Mais la voix du Kid jaillit aussitôt du dortoir :
-"Cody !!! Tais-toi !!! Y’en a qui essaient de dormir ici !!!" Le jeune homme, bougonnant, entre à nouveau dans la pièce pour laisser les deux amis. Alyssa pour ne pas s’attirer les foudres des cavaliers avant même d’avoir commencé son enquête se tourne lentement vers le Kiowa et le sourire aux lèvres lui dit tout simplement :
-"Il a raison... Tu ferais mieux d’aller te coucher... Après ce sera de ma faute..."
Buck pose alors sur son amie un regard protecteur et comme pour lui éviter les taquineries de ses collègues, il préfère les rejoindre. Le sang mêlé se laisse donc glisser à terre, mais avant de s’éloigner, il se retourne vers la journaliste, toujours assise sur la barrière, qui le devance en disant :
-"En tous cas, c’est une très bonne surprise de me retrouver avec toi ici... Ce sera peut-être moins difficile que ce que je redoutais..."
Puis, en lisant dans ses yeux, elle ne peut s’empêcher d’ajouter, le sourire aux lèvres :
-"Moi aussi, je suis très contente de te revoir..."
Peu bavard quand il s’agit d’exprimer des sentiments, Buck sourit simplement, comme pour la remercier de lire aussi naturellement dans ses pensées et rejoint la salle commune.

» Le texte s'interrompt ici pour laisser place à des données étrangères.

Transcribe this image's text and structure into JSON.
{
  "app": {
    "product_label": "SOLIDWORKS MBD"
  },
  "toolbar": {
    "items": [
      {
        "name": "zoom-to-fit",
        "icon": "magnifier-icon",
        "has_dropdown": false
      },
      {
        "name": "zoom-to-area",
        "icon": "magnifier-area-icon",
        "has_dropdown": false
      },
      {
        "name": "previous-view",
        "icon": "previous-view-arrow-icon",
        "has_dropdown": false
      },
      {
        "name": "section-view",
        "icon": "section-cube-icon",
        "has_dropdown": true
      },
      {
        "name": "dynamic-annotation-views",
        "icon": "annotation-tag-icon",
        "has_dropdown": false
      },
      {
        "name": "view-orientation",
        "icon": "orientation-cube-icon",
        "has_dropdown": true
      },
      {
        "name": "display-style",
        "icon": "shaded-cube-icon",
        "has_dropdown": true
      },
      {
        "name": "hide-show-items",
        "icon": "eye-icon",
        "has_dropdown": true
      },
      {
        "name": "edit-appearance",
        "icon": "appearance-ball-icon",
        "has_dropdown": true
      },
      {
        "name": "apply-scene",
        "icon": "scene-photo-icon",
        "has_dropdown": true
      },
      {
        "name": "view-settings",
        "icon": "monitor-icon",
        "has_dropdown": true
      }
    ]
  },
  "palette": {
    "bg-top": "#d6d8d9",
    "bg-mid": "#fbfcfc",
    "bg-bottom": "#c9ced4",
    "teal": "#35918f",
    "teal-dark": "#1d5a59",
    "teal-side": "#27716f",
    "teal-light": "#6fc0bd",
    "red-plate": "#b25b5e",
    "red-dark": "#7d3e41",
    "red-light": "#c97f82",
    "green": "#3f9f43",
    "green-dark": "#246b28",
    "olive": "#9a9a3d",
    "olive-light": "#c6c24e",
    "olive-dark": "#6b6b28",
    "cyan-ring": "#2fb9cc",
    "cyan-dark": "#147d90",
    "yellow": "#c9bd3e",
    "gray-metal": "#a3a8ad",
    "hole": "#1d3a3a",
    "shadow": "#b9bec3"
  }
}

Alyssa profite de ces quelques minutes de solitude avant de monter dans sa chambre pour enfin passer une bonne nuit.

Au matin, Al est réveillée en sursaut par des hurlements et une horde de chevaux martelant le sol et hennissant comme s’ils étaient pris de panique. Quand elle s’approche de la fenêtre, elle découvre les cavaliers qui poussent de grands cris en faisant de larges mouvements avec leurs bras pour accompagner les chevaux à entrer dans le corral. Elle ne reconnaît pas chaque silhouette distinctement. Certains sont sur leurs chevaux, tandis que d’autres sont restés à pied pour refermer les portes rapidement. Après une petite toilette, la journaliste descend dans la grande pièce au rez-de-chaussée, mais ne trouve personne. Elle file ensuite dans la cuisine et découvre Rachel en train de faire la vaisselle du matin. Elles s’échangent poliment un souriant « bonjour » comme si le matin n’était pas propice à de grandes discussions. En gardant le silence, la belle blonde verse un grand bol de café à son invitée et lui coupe quelques tranches de pain.

Tout à coup, l’ambiance calme qui règne dans la pièce vole en éclats quand trois hommes font irruption dans la maison en martelant de leurs bottes le plancher. Sans montrer son nez, Rachel semble savoir de qui il s’agit et les invite à les rejoindre :
-"Venez déjeuner ici..."
Un homme bedonnant, la cinquantaine, aux cheveux gras et mi-longs, s’avance le premier. Son visage moite du sueur, sa barbe de trois jours et ses vêtements couverts de poussière indiquent qu’il a dû parcourir de longs kilomètres avant de rejoindre le relais.
Al porte tout de suite une attention particulière au colt qu’il porte à son ceinturon, mais ne tarde pas à le regarder dans les yeux quand il s’adresse à elle, les pouces coincés derrière des bretelles roses passées :
-"Ah... Mais c’est notre petite journaliste !"
Comme par réflexe, Al se lève pour le saluer :
-"Oui, Alyssa Mac Cartie...
-Moi, c’est Teaspoon Hunter...
-Monsieur Emerson vous fait ses amitiés...
-Ah... Ce vieux coyote...", laisse-t-il échapper dans un soupir nostalgique. Puis il jette son chapeau sur la chaise dans l’angle de la pièce pour s’asseoir à table.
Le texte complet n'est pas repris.